Microsoft Launches New Files Experience for Office 365 Groups

 

Office 365 Groups Files View

New Files Experience Includes Email Attachments

Microsoft is rolling out a new Files view for Office 365 Groups to First Release tenants. The old Files view (in OWA) opened the group document library to view the documents organized in a folder structure, just like you’d expect in a “regular” SharePoint Online document library. The new approach opens an all-encompassing view of all of the files available to the group. The new view includes files circulated as attachments to messages sent to the group and files shared from OneDrive for Business and other SharePoint document libraries.

It’s All About Attachments

According to Microsoft, many active groups do not use the Files function as effectively as they might. Many users continue to circulate documents via email rather than placing them in a document library and sending a “cloudy attachment” link. This is not all that surprising as the majority of groups created to date are likely to be as replacements for email distribution groups.

It’s also hard to break user habits about how they handle attachments. Cloudy attachments work well, but they are still not as straightforward as attaching a file from the local PC, so people simply keep on doing what they have done since the dawn of time.

The logic behind the change seems to be that the new view surfaces files that group members might not realize exist and makes those files easier to work with. In some respects, this is the same logic that underpins Delve, which is all about revealing information to users.

Using Attachments Better

All recent versions of OWA have been able to interact with attachments stored in a user’s personal inbox. The new Files view brings this capability to shared group attachments. A group member can now download attachments or save them to a more appropriate location in the document library or the user’s personal OneDrive for Business site. In addition, they can edit an attachment and send that edit back to the group (see screenshot above). When a file attached to a message is edited, a copy is made and automatically uploaded to the Email Attachments folder in the group document library.

Value Depends on How Files Are Used

The value gained from the new Files view will differ depending on how a group is used.
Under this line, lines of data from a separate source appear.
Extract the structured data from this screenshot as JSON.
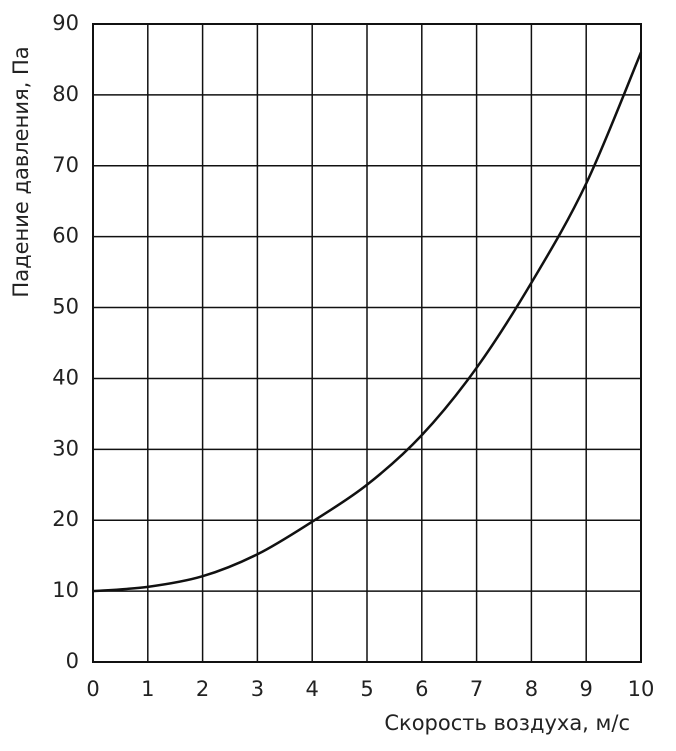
{
  "chart_data": {
    "type": "line",
    "x_label": "Скорость воздуха, м/с",
    "y_label": "Падение давления, Па",
    "x": [
      0,
      1,
      2,
      3,
      4,
      5,
      6,
      7,
      8,
      9,
      10
    ],
    "series": [
      {
        "color": "#111111",
        "values": [
          10,
          10.6,
          12.1,
          15.2,
          19.8,
          25,
          32,
          41.5,
          53.5,
          67.5,
          86
        ]
      }
    ],
    "xlim": [
      0,
      10
    ],
    "xticks": [
      0,
      1,
      2,
      3,
      4,
      5,
      6,
      7,
      8,
      9,
      10
    ],
    "ylim": [
      0,
      90
    ],
    "yticks": [
      0,
      10,
      20,
      30,
      40,
      50,
      60,
      70,
      80,
      90
    ],
    "grid": true
  }
}
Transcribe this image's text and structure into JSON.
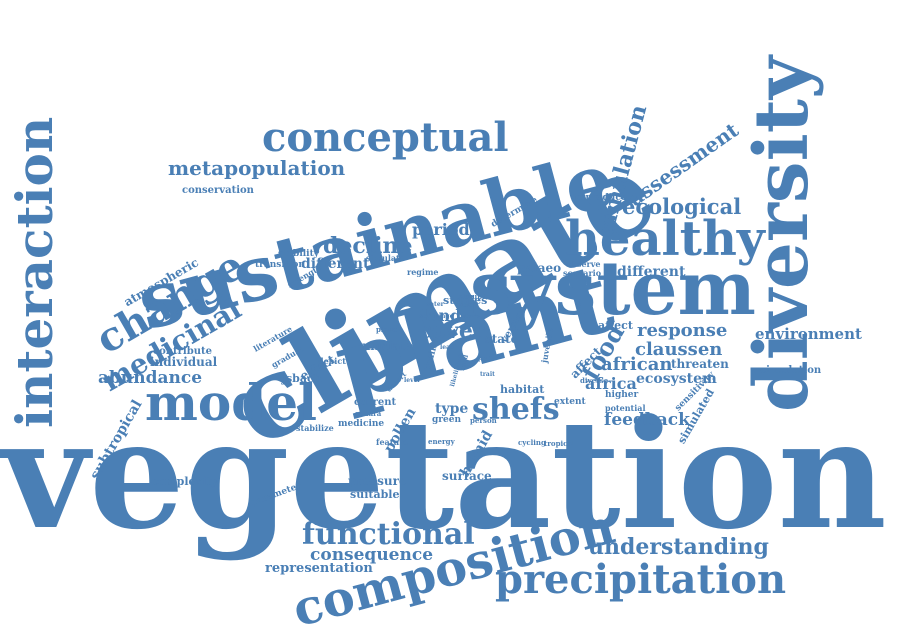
{
  "color": "#4a7fb5",
  "words": {
    "vegetation": "vegetation",
    "climate": "climate",
    "plant": "plant",
    "system": "system",
    "sustainable": "sustainable",
    "diversity": "diversity",
    "interaction": "interaction",
    "composition": "composition",
    "healthy": "healthy",
    "model": "model",
    "precipitation": "precipitation",
    "conceptual": "conceptual",
    "change": "change",
    "functional": "functional",
    "shefs": "shefs",
    "medicinal": "medicinal",
    "understanding": "understanding",
    "decline": "decline",
    "metapopulation": "metapopulation",
    "ecological": "ecological",
    "simulation": "simulation",
    "assessment": "assessment",
    "food": "food",
    "abundance": "abundance",
    "consequence": "consequence",
    "cover": "cover",
    "response": "response",
    "environment": "environment",
    "african": "african",
    "claussen": "claussen",
    "feedback": "feedback",
    "africa": "africa",
    "ecosystem": "ecosystem",
    "period": "period",
    "land": "land",
    "representation": "representation",
    "different_1": "different",
    "different_2": "different",
    "atmospheric": "atmospheric",
    "subtropical": "subtropical",
    "pollen": "pollen",
    "humid": "humid",
    "surface": "surface",
    "pressure": "pressure",
    "suitable": "suitable",
    "complexity": "complexity",
    "type": "type",
    "effect": "effect",
    "individual": "individual",
    "conservation": "conservation",
    "palaeo": "palaeo",
    "threaten": "threaten",
    "circulation": "circulation",
    "simulated": "simulated",
    "sensitivity": "sensitivity",
    "contribute": "contribute",
    "jsbach": "jsbach",
    "miniata": "miniata",
    "studies": "studies",
    "state": "state",
    "current": "current",
    "medicine": "medicine",
    "stabilize": "stabilize",
    "parameter": "parameter",
    "affect_1": "affect",
    "affect_2": "affect",
    "habitat": "habitat",
    "extent": "extent",
    "higher": "higher",
    "potential": "potential",
    "reproduce": "reproduce",
    "determine": "determine",
    "transition": "transition",
    "stability": "stability",
    "simulate": "simulate",
    "strength": "strength",
    "literature": "literature",
    "gradual": "gradual",
    "depict": "depict",
    "scenario": "scenario",
    "observe": "observe",
    "regime": "regime",
    "version": "version",
    "juvenile": "juvenile",
    "timing": "timing",
    "planck": "planck",
    "green": "green",
    "feature": "feature",
    "energy": "energy",
    "cycling": "cycling",
    "tropical": "tropical",
    "sahara": "sahara",
    "desert": "desert",
    "abrupt": "abrupt",
    "water": "water",
    "study": "study",
    "world": "world",
    "range": "range",
    "diverse": "diverse",
    "part": "part",
    "person": "person",
    "future": "future",
    "level": "level",
    "lead": "lead",
    "need": "need",
    "likelihood": "likelihood",
    "trait": "trait"
  }
}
After checking against several groups, I found that many of the attachments circulated with messages are images, not all of which have any business value and whose value exists entirely in the moment. The new view seemed slower to open than the classic document view, perhaps because a more complex query has to be resolved in the background.

There’s no way to set the classic view as the default for a group either. You have to allow the new view to appear and then click the Browse Library button. This seems like a mistake because some groups are highly document-centric and won’t care less about the other debris that can accumulate through email attachments.
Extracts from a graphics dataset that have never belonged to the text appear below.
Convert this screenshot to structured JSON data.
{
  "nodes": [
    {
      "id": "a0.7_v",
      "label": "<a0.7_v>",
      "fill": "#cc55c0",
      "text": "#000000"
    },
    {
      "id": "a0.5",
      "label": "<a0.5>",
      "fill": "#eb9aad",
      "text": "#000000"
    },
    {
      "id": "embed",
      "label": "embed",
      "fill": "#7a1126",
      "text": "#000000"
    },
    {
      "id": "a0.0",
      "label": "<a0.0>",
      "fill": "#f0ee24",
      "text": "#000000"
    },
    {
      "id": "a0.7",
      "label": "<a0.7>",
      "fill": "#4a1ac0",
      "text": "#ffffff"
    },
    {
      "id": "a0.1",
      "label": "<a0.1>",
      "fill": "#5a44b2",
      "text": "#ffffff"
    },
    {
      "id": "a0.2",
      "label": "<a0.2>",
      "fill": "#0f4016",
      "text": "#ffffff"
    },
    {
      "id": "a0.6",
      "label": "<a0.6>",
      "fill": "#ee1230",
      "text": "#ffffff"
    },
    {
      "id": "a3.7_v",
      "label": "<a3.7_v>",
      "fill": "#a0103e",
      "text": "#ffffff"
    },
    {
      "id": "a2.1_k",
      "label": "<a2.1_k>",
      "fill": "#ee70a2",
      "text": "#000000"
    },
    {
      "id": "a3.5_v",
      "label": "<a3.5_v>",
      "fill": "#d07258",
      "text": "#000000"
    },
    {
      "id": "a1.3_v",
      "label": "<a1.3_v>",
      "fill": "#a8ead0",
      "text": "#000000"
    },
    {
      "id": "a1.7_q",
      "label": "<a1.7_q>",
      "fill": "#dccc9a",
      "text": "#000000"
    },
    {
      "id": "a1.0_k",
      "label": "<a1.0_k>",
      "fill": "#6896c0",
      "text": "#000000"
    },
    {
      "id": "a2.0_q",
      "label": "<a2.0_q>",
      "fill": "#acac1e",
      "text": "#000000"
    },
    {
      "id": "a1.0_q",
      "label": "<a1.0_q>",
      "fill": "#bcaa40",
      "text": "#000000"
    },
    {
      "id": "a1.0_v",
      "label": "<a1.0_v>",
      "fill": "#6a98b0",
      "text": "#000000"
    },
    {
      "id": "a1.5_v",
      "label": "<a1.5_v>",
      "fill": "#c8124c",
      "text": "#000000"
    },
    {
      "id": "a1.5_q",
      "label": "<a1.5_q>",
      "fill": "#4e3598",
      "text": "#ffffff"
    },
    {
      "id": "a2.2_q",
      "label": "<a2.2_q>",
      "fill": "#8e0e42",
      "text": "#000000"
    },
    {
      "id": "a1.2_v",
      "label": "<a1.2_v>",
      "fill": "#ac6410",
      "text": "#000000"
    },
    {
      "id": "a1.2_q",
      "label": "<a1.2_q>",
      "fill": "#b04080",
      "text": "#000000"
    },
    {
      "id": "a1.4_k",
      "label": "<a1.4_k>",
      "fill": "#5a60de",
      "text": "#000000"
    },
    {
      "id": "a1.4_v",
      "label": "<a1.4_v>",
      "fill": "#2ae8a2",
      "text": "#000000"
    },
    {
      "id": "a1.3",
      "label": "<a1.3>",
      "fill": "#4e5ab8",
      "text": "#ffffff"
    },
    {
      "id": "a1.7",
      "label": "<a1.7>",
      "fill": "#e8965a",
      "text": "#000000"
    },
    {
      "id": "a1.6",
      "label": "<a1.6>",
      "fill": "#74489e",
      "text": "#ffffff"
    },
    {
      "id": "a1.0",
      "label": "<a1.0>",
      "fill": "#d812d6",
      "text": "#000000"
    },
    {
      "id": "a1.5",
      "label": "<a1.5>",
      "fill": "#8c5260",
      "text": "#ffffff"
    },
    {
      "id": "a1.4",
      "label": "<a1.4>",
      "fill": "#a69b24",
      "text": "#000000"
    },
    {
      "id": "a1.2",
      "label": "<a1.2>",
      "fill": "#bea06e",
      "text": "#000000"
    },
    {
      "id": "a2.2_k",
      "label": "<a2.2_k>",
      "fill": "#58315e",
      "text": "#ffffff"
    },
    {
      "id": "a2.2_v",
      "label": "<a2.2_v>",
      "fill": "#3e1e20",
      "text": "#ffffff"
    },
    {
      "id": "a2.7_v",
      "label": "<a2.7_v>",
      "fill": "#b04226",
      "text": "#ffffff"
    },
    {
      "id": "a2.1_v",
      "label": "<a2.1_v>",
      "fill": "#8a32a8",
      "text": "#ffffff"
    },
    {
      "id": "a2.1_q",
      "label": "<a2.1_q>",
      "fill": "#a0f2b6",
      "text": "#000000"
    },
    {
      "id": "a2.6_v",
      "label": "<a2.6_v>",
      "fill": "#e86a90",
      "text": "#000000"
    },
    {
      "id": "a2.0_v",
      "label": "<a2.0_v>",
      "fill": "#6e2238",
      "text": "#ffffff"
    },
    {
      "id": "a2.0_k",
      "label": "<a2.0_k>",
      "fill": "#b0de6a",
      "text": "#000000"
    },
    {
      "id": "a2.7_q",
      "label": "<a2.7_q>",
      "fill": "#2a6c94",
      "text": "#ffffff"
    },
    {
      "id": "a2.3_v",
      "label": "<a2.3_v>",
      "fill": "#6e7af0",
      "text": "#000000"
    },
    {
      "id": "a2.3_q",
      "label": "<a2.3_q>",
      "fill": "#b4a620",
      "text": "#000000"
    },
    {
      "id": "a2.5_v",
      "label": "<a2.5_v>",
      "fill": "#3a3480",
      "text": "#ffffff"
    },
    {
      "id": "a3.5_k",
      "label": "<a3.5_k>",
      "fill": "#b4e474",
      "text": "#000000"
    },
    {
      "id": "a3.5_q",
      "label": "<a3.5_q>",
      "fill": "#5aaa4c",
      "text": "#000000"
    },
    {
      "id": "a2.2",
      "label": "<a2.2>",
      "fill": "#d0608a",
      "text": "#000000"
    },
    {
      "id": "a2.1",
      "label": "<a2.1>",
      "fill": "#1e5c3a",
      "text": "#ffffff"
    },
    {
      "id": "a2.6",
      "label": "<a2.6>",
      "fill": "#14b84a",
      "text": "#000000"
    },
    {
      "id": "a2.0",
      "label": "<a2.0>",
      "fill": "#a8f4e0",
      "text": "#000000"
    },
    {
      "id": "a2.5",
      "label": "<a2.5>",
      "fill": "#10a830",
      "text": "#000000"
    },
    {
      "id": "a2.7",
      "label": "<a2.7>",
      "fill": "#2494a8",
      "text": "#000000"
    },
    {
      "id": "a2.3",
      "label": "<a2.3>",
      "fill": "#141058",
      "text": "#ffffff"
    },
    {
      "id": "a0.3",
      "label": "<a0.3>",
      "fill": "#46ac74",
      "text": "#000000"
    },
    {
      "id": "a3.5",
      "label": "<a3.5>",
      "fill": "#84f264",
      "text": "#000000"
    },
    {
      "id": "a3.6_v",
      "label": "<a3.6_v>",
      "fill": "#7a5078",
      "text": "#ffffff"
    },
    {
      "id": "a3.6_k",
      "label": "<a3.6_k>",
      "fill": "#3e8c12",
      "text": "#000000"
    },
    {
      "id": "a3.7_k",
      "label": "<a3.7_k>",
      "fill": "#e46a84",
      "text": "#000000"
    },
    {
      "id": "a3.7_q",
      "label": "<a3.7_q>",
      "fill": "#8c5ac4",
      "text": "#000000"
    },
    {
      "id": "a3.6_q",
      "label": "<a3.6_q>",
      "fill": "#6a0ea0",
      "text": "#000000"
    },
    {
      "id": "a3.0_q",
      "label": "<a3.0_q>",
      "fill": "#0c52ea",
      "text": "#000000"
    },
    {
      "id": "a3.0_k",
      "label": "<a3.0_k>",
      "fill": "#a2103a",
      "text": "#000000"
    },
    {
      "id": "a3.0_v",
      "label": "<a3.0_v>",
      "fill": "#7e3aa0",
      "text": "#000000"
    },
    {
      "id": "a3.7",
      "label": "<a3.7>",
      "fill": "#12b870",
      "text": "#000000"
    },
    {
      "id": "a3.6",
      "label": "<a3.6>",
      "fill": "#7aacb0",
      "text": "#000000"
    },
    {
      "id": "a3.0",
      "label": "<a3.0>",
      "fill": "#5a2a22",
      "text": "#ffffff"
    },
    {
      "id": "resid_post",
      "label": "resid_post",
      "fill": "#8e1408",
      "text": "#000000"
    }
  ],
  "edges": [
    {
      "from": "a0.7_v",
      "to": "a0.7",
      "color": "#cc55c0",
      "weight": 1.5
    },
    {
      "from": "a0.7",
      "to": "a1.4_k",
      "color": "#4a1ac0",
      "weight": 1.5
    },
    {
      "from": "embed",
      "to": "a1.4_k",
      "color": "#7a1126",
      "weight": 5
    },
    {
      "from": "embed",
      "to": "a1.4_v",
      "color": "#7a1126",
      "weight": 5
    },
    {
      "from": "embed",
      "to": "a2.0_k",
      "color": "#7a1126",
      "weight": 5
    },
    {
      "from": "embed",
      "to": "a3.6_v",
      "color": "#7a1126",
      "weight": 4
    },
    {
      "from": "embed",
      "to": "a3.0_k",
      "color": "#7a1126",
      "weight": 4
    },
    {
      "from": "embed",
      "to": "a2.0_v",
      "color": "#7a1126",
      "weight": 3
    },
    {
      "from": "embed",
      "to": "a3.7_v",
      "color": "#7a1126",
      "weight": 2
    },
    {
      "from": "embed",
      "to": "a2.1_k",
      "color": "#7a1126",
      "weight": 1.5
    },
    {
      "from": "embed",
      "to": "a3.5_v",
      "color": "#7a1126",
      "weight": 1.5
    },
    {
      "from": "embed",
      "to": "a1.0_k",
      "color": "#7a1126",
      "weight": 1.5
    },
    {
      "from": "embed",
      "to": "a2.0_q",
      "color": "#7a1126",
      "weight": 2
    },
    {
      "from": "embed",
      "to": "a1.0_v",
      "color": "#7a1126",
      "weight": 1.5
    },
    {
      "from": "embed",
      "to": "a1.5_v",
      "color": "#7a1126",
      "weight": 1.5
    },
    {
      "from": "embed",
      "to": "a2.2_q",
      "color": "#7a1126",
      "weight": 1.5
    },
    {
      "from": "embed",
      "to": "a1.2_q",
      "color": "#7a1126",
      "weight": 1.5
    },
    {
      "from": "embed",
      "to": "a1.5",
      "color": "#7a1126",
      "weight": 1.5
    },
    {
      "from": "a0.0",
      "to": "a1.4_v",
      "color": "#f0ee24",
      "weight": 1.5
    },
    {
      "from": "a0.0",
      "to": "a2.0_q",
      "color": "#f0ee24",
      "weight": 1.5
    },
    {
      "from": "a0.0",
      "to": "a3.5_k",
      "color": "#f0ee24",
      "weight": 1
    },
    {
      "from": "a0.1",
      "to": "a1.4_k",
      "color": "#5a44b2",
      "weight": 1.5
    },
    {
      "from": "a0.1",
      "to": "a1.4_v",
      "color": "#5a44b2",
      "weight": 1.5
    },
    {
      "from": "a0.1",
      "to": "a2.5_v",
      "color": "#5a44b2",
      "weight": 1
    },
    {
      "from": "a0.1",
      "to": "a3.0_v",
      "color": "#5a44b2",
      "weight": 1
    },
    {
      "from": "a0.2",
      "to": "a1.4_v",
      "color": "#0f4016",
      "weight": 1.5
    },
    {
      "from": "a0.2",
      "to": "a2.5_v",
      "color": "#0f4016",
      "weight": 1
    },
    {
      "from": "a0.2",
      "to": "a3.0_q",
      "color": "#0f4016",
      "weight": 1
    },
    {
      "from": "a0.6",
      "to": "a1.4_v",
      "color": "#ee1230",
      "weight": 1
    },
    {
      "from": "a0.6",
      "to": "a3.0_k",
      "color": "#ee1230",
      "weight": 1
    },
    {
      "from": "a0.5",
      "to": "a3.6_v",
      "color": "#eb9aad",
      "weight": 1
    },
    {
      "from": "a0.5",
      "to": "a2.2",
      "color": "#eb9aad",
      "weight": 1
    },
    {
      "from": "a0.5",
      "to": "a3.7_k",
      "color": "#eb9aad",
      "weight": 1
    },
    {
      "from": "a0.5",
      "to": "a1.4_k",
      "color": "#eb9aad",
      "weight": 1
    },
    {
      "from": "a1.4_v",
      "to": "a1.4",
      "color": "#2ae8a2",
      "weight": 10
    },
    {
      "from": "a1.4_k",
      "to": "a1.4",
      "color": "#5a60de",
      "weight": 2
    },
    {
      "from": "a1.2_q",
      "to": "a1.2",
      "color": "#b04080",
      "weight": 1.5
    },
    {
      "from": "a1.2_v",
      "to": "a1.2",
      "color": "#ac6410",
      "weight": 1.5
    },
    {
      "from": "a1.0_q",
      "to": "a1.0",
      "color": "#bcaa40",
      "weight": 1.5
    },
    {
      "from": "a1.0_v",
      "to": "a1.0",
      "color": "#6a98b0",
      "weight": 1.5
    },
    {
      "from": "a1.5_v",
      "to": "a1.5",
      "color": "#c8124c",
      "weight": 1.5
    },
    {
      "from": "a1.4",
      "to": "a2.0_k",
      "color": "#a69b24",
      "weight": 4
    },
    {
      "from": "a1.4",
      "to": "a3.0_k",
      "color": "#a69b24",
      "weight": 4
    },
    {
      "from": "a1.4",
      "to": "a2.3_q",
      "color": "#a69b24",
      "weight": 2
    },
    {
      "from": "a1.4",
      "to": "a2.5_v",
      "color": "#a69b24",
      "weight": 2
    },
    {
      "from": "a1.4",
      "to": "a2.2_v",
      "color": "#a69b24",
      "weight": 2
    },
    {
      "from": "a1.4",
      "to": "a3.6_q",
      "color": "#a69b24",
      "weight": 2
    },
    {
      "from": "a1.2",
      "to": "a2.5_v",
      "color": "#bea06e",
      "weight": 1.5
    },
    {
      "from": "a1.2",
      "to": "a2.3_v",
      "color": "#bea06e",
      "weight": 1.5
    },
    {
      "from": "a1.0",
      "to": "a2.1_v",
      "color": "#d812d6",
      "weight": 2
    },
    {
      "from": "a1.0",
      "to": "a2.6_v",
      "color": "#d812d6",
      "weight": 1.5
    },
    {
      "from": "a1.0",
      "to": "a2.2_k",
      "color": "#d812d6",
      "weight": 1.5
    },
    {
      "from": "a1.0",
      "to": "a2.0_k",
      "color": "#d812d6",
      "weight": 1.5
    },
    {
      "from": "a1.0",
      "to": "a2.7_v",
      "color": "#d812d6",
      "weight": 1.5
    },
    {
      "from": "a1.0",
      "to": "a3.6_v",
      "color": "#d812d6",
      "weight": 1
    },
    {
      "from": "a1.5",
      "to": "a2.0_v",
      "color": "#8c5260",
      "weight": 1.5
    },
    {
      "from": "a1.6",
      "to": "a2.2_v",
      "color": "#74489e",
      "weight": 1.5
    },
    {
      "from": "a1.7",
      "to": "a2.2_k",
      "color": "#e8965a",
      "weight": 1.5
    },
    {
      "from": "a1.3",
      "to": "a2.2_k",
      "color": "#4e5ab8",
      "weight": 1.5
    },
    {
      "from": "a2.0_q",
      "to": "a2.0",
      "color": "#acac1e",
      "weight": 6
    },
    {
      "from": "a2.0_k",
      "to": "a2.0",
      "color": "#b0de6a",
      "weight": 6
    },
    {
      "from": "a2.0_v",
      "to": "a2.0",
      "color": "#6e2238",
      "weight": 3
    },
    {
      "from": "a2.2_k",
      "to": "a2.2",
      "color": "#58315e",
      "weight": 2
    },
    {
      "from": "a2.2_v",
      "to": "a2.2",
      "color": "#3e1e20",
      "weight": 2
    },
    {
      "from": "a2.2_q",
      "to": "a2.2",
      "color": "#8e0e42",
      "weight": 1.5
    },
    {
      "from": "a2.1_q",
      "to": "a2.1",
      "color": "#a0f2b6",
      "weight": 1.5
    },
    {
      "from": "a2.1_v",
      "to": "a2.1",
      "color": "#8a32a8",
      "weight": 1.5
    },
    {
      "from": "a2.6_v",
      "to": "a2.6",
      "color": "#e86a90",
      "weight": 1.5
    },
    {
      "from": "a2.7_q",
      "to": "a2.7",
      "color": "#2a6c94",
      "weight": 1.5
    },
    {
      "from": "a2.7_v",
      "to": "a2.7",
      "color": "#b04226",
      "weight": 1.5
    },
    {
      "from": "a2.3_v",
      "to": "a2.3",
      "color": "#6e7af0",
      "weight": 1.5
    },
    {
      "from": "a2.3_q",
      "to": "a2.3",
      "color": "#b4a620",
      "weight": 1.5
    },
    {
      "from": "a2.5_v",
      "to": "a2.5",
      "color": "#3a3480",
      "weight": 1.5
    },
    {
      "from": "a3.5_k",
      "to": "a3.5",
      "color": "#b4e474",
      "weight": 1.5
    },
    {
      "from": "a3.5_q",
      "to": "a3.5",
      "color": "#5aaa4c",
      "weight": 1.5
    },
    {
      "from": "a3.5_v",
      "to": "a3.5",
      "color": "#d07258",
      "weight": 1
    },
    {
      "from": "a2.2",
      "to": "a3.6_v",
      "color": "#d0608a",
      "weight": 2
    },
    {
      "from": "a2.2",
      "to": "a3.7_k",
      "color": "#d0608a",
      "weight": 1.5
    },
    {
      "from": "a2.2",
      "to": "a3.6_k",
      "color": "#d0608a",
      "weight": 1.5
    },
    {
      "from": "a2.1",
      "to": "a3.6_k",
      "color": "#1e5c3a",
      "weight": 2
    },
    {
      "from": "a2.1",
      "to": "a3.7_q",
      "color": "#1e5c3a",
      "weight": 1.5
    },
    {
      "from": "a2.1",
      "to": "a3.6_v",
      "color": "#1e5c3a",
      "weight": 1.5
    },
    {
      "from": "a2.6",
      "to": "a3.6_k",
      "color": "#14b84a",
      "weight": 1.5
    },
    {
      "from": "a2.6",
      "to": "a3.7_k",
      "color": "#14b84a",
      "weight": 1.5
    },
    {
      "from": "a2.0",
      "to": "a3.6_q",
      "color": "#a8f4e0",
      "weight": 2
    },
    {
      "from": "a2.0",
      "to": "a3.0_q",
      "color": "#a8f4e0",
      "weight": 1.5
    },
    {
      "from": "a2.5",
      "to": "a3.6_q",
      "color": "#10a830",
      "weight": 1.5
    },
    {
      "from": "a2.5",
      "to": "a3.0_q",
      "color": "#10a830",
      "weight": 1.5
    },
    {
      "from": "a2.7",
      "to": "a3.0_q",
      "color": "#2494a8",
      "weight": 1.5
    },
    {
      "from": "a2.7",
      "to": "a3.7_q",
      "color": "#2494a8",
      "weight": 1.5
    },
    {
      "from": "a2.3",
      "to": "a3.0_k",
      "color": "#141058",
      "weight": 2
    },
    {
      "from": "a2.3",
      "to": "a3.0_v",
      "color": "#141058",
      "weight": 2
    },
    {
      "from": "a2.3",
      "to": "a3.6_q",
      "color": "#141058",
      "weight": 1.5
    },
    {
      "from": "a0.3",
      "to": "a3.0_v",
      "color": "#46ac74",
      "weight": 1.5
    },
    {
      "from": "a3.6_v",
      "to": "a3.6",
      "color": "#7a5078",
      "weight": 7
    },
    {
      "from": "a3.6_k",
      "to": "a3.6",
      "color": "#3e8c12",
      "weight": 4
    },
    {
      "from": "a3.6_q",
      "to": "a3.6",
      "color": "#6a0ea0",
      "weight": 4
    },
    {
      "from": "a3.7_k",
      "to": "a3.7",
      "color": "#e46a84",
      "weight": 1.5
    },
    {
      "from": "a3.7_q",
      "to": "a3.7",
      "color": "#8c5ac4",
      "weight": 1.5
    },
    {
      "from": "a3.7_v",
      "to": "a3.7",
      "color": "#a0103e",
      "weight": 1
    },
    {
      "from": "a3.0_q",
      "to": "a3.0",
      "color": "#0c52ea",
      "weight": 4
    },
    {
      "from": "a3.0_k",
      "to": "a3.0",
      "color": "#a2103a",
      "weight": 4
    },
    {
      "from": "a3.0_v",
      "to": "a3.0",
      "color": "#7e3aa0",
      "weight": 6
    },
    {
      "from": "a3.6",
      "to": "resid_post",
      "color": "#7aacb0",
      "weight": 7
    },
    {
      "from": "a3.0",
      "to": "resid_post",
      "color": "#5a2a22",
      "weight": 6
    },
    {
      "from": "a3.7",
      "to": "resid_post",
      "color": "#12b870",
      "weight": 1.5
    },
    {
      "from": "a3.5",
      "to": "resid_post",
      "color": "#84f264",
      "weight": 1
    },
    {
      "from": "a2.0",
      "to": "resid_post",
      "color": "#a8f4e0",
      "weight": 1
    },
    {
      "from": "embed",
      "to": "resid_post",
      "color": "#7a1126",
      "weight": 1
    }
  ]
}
For instance, the authors of the “Office 365 for IT Pros” eBook coordinate our edits using an Office 365 Group and are accustomed to working with a customized view of the document library that holds the chapter files. The new Files view is distracting because it includes so much more than the current set of documents. In addition, the workflow that we have used for the last two years is hindered because three steps are needed instead of one to get to the chapter files.

  1. Access Files view
  2. Click Browse Library
  3. Select desired folder

In short, this is a change that might work for general-purpose groups but not for others. Microsoft needs to provide a method to allow group owners to customize the Files view to meet the needs of users.

Expect a Microsoft blog post about this update soon. In the interim, you can check out message MC85367 posted in the Office 365 Admin Center or this support article.

In other news about Office 365 Groups, Microsoft has updated SharePoint Online settings to give tenant administrators more control over how sites are created. In a nutshell, now that SharePoint sites can have associated groups and groups all get an associated SharePoint site, users have the options to create “classic” sites (no associated group) and “group-enabled” sites. This blog post explains all.